Yes, they are really typing things like that into search engines. Seriously. I have done the research and just gave a talk on stats. You would be amazed at what people type into search engines; they think it's the Oracle of Delphi.
There can be more than one URL for a given post, especially if you've got the domain name upgrade. If you hover your cursor over each entry, you can see it (at least in my IE6 you can) down in the bottom left hand corner, and you'll see the differences, like raincoaster.com/what-in-gods-name and raincoaster.wordpress.com/what-in-gods-name and there are other variations as well. They all do reference the same post, though, that's the important thing. There's information there about how people came to the post, but unless you're going to go wild reading the entrails of the stats page you needn't bother trying to work it out, it's very esoteric.
I'm not sure I follow the second table, but you seem to be saying that different search strings that should all lead to the same blog post have different numbers, is that right?

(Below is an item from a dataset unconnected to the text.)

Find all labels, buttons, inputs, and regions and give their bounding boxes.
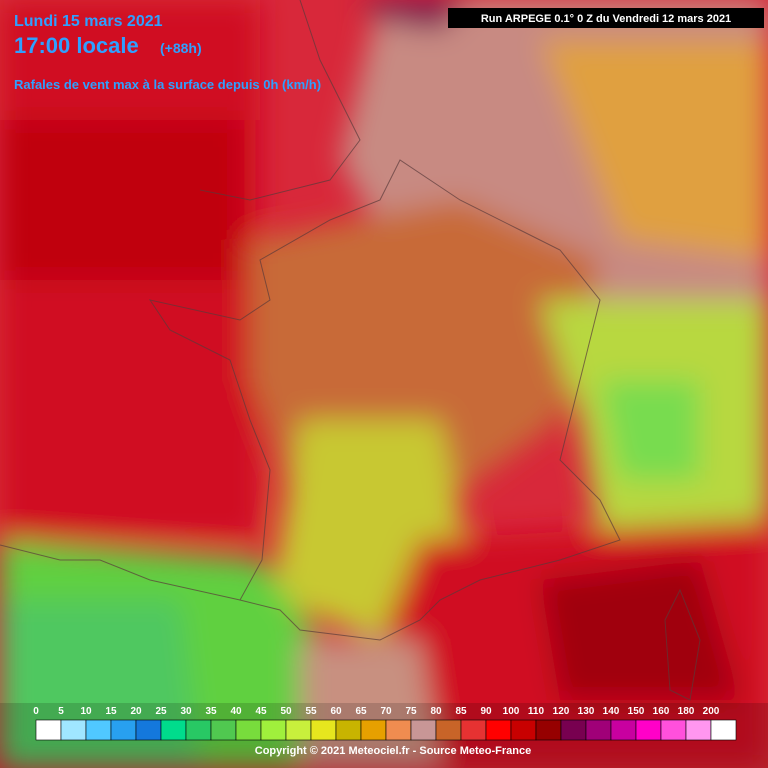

Different search strings have different success ratios at finding your blog posts, and so do different search engines. My searches right now are virtually all "Helen Mirren Topless" I kid you not, but the reason they have different numbers is that some are in quotations and some from Google and some from MSN and some from Yahoo and some from god-knows-what. They all register as different search results on your stat page.
When you're seeing near-identity throughout your search string stats, it means that your blog is ranking very, very high in many search engines for that particular search.
Does this make sense? I've only had two hours of sleep and am not sure I'm even typing in English at this point.